With serverless-trace target (interestingly, the Lambda zip is higher here at 3.7 MB compressed which is not what I would expect. node_modules is taking ~22 MB uncompressed and the index.js page is ~100 kB.), I got these results:

✓ check_failure_rate…: 0.00% ✓ 0 ✗ 426 checks…: 100.00% ✓ 854 ✗ 0
data_received…: 1.3 MB 42 kB/s data_sent…: 63 kB 2.1 kB/s http_req_blocked…: avg=6.87ms min=0s med=0s max=162.3ms p(90)=53.37ms p(95)=54.91ms http_req_connecting…: avg=1.95ms min=0s med=0s max=19.62ms p(90)=15ms p(95)=16.57ms ✓ http_req_duration…: avg=187.7ms min=27.32ms med=37.11ms max=1.5s p(90)=1.31s p(95)=1.38s
http_req_receiving…: avg=105.9µs min=40µs med=74µs max=2.05ms p(90)=103.4µs p(95)=128.69µs http_req_sending…: avg=57.1µs min=21µs med=48µs max=1.17ms p(90)=82.4µs p(95)=109.69µs http_req_tls_handshaking…: avg=4.86ms min=0s med=0s max=147.46ms p(90)=35.44ms p(95)=39.04ms http_req_waiting…: avg=187.54ms min=27.23ms med=36.99ms max=1.5s p(90)=1.31s p(95)=1.38s
http_reqs…: 427 14.233232/s iteration_duration…: avg=3.71s min=1.66s med=3.8s max=6.02s p(90)=4.86s p(95)=5.03s
iterations…: 377 12.566577/s vus…: 50 min=50 max=50 vus_max…: 50 min=50 max=50

Similarly in Lambda logs I was getting 1000 ms durations with init durations of ~150 ms.
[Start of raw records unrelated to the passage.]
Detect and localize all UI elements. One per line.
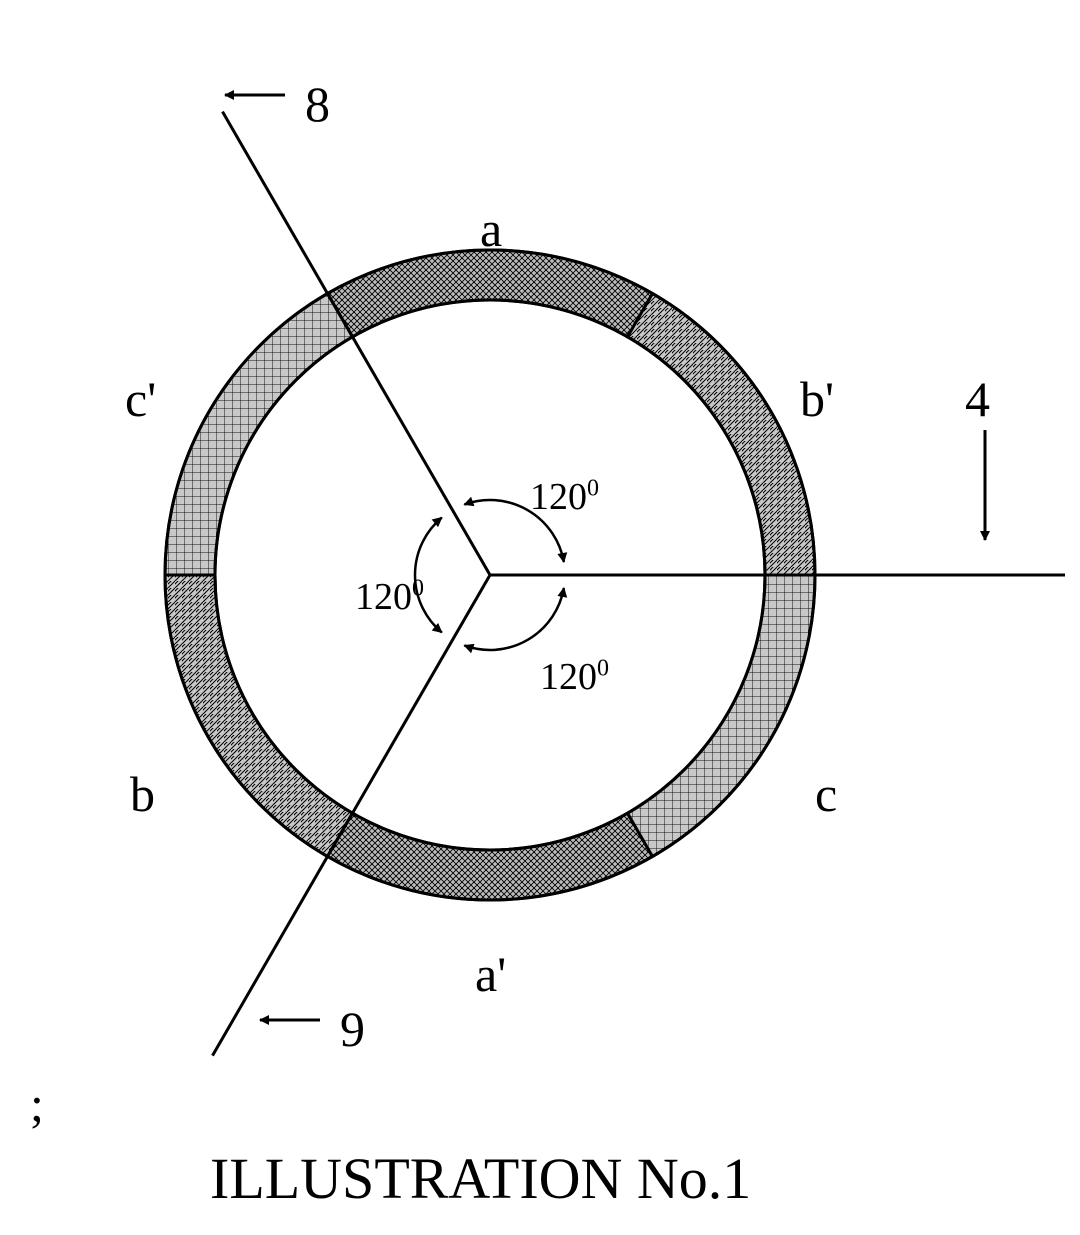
ring-sector-c	[628, 575, 816, 856]
angle-label-0: 1200	[530, 475, 599, 519]
radial-lines	[213, 112, 1066, 1056]
ring-diagram-svg	[0, 0, 1080, 1235]
pointer-arrows	[225, 95, 985, 1020]
sector-label-c_prime: c'	[125, 370, 156, 428]
pointer-label-p9: 9	[340, 1000, 365, 1058]
angle-arc	[464, 588, 564, 650]
sector-label-a: a	[480, 200, 502, 258]
angle-label-2: 1200	[540, 655, 609, 699]
ring-sector-b	[165, 575, 353, 856]
sector-label-c: c	[815, 765, 837, 823]
pointer-label-p4: 4	[965, 370, 990, 428]
stray-semicolon: ;	[30, 1075, 44, 1133]
figure-caption: ILLUSTRATION No.1	[210, 1145, 751, 1212]
sector-label-b: b	[130, 765, 155, 823]
radial-line9	[213, 575, 491, 1056]
sector-label-b_prime: b'	[800, 370, 834, 428]
angle-label-1: 1200	[355, 575, 424, 619]
pointer-label-p8: 8	[305, 75, 330, 133]
diagram-stage: a c' b a' c b' 8 4 9 1200 1200 1200 ; ILLUSTRATIO…	[0, 0, 1080, 1235]
sector-label-a_prime: a'	[475, 945, 506, 1003]
ring-sector-c_prime	[165, 294, 353, 575]
ring-sector-b_prime	[628, 294, 816, 575]
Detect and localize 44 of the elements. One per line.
Ran each of the k6 tests a few times just to be sure and it does seem that indeed serverless-trace target has higher times on cold start (1.3-1.5 sec vs. 700 ms request time, 1 sec vs. 350 ms Lambda execution time). But Lambda init was about the same at 150 ms, so I don’t think the Lambda zip size is affecting it much.

I’m not a JS expert (I normally work in Python/Java) but I suspect:

node_modules seems too large and can be reduced further, and also could it be bundled into 1 file?
As mentioned by @danielcondemarin, with this target now the index.js file is minimal (100 kB) and it needs to do a bunch of requires, which could add to JS execution time.